Microscopy Flashcards
Describe in principle, what a microscope does and name four different types of microscope.
A miscrope is an instrument which enables you to magnify an object a lot.
- compound light microscope
- laser scanning confocal microscope
- scanning electron microscope (SEM)
- transmission electron microscope (TEM)
Give the functions of each component of a compound light microscope.
1) EYE PIECE: what you look through. It magnifies the object x10
2) SCANNING LENS: used in preliminary observation and magnifies x4
3) LOW POWER OBJECTIVE LENS: magnifies x10 and gives a moderate amount of detail
4) HIGH POWER OBJECTIVE LENS: magnifies x40. gives the most amount of detail and is used last
5) STAGE CLIPS: holds the glass slide in place
6) STAGE: a stand above the light source for the glass slide
7) ARM: microscope held by the arm when carried
8) CONDENSER: used to the vary the intensity of the light projected on to the object
9) COARSE KNOB: for rough focusing on low magnification
10) FINE ADJUSTMENT KNOB: for careful focusing on higher magnification
11) ILLUMINATION: projects light on to the slide
12) BASE: the support/ the base of microscope
Outline how an SEM works.
A beam of electrons is fired at the surface of the specimen and the reflected electrons are collected to create a 3D image.
Outline how a TEM works.
A beam of electrons is transmitted through the specimen and focused to produce an image
What is fluorescence?
The absorption and the re-radiation of light. Substances can be treated with fluorescent chemicals.
Outline how a laser scanning confocal microscrope works.
It moves a single spot of focused light (the illumination point) across a specimen. This causes fluorescence from the components labelled with a dye. The emitted light from the specimen is filtered through a pinhole aperture. Only light radiated from very close to the focal plane (the distance that gives the sharpest focus) is detected.
State the features of images produced from compound light microscopes. (Identifying different micrographs)
- 2D images
- A wide range of colours can be seen due to staining specimens
- usually observing small organisms, parts of small organisms or whole cells
- can observe larger organelle like the nucleus, mitochondria or chloroplasts
Know a bit about the history
First cells observed in 1665
Explain how to use a light microscope to view a specimen at low and high powers.
When using low powers (the scanning lens and low power objective lens) use the coarse adjustment knob to bring the specimen into focus.
When using a high power, use the fine adjustment knob.
Describe how to produce a temporary wet mount of living tissue.
Specimens are suspended in liquids such as water or an emmersion oil. A cover slip is placed on the specimen from an angle. Aquatic samples and other living organisms can be viewed this way.
Describe and explain the characteristics of a good slide preparation.
- No air bubbles or artefacts
- Staining, if needed
- Glass transparent
- Cover slip (acts as protection)
- A thin specimen which is good quality and a good size
- Not too much liquid in sample
- Everything should be clean
Explain why slide preparations need to be thin.
Transmitted light is going through it so it needs to be transparent or you will not be able to see anything. You want to look a single cell so it can be measured accurately. This cannot be done if the multiple cells overlap because the specimen is too thick.
Explain how to use a stage micrometer to work out the distance represented by the small divisions in an eyepiece graticule under 3 different objective lenses.
1) Get the scale on the stage micrometer slide in clear focus.
2) Align the micrometer scale with the scale on the eye piece graticule and take a reading from both of them.
3) See what the equivalent in stage in units to eye piece units is (e.g. 12 stage = 42 eye piece units)
4) Work out what the stage units are in millimeters by dividing by 10.
5) Divide the stage units in millimeters by the number of eye pices units (e.g. 1.2 / 42)

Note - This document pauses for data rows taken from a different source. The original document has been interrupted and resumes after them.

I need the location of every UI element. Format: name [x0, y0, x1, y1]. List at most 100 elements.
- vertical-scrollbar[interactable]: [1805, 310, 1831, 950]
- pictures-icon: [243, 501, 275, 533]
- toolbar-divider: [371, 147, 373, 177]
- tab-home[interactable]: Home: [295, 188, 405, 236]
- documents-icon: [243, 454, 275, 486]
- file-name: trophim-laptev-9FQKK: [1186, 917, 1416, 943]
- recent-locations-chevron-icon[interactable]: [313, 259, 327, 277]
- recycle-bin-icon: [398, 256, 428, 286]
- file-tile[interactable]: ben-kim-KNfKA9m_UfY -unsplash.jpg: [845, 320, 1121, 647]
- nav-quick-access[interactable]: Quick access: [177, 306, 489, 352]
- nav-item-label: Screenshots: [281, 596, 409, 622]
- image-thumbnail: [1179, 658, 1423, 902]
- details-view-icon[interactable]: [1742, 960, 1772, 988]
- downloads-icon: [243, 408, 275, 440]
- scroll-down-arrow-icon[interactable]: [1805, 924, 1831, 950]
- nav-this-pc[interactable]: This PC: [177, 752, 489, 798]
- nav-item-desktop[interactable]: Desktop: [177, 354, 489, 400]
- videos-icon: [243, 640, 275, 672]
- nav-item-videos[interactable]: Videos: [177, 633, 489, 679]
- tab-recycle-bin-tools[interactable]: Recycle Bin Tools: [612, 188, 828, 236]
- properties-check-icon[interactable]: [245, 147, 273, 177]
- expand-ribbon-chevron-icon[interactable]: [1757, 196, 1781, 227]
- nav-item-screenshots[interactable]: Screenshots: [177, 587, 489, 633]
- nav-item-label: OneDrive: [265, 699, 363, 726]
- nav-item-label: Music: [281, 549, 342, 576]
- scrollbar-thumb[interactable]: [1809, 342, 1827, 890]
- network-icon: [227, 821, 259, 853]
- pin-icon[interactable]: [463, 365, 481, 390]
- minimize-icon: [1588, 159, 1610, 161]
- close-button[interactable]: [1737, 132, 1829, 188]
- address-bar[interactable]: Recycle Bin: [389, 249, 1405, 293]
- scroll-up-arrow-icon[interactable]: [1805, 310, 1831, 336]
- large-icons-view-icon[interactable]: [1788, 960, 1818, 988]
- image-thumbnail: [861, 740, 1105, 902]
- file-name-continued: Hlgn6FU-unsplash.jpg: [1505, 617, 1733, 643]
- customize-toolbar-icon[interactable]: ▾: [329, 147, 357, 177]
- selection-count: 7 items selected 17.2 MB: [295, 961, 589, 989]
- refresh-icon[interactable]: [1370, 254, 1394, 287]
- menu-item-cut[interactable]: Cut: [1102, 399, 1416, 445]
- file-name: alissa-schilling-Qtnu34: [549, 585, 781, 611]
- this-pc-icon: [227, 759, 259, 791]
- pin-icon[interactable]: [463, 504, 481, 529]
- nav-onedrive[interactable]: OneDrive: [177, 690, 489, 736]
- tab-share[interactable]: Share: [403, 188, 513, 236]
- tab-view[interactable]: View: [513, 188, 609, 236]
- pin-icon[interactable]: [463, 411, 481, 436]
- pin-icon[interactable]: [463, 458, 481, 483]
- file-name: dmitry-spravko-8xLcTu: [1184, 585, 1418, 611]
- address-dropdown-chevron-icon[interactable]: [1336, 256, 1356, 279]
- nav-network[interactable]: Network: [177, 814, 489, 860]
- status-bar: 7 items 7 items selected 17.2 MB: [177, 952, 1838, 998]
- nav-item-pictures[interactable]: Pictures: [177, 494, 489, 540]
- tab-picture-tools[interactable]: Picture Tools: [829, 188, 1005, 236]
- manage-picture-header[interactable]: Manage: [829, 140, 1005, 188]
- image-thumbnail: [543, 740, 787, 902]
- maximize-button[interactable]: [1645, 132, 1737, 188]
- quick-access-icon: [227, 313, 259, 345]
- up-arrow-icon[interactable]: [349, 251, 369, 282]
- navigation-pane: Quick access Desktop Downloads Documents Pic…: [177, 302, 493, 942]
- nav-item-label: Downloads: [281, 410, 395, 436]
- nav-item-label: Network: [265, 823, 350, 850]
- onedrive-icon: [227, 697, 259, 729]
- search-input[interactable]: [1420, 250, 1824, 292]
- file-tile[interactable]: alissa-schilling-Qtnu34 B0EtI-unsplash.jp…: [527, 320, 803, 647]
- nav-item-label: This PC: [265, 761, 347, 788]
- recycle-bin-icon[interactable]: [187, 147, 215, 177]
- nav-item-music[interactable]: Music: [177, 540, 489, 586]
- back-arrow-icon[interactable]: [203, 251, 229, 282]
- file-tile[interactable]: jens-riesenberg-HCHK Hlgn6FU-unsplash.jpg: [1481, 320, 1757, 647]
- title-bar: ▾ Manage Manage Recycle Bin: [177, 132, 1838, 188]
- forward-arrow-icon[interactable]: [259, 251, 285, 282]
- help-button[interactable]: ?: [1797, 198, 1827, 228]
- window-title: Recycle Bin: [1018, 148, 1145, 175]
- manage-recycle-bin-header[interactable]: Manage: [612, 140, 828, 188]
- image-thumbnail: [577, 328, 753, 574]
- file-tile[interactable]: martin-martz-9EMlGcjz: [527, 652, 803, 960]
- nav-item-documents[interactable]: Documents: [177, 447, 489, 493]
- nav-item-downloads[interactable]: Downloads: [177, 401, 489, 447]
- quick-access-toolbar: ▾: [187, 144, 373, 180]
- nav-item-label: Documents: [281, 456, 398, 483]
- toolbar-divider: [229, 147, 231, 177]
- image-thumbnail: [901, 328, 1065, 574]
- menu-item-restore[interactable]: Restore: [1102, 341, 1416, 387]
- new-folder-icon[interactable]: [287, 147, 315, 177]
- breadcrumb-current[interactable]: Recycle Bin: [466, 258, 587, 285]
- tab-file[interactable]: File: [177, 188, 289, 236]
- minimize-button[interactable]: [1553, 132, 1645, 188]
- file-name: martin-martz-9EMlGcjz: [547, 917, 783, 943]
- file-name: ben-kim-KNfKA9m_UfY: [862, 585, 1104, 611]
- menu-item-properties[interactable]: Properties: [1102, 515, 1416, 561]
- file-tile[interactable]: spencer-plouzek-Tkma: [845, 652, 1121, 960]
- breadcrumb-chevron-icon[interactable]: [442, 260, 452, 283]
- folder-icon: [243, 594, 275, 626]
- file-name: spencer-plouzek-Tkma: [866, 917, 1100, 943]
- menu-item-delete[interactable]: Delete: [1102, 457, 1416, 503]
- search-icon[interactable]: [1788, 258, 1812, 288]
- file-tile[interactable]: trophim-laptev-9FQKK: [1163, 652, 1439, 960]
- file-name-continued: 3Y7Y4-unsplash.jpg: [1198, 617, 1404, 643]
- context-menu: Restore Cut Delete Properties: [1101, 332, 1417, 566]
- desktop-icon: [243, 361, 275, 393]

6) Multiply the result by 1000 to get the value in micrometers.
7) This value is the calibration between the stage units and eye piece graticule under that particular magnification e.g. 1 epu = x micrometers. This is called the magnification factor
Explain how to use a stage micrometer and eye-piece graticule to add a scale bar to a drawing. ask at school
1) Measure the specimen under the microscope with the eye piece graticule
2) Then mulitply the value by the magnification factor.
3) This will get the size of the specimen in micrometers
4) Draw specimen and draw a bar underneath it. Add its length in micrometers.
Explain how to use a stage micrometer and eye-piece graticule to calculate the size of a specimen.
1) Measure the specimen under the microscope with the eye piece graticule
2) Then mulitply the value by the magnification factor.
3) This will get the size of the specimen in micrometers
Describe how to choose an appropriate number of significant figures, or decimal places to present data.
Use the highest number of decimal places in the question for your answer.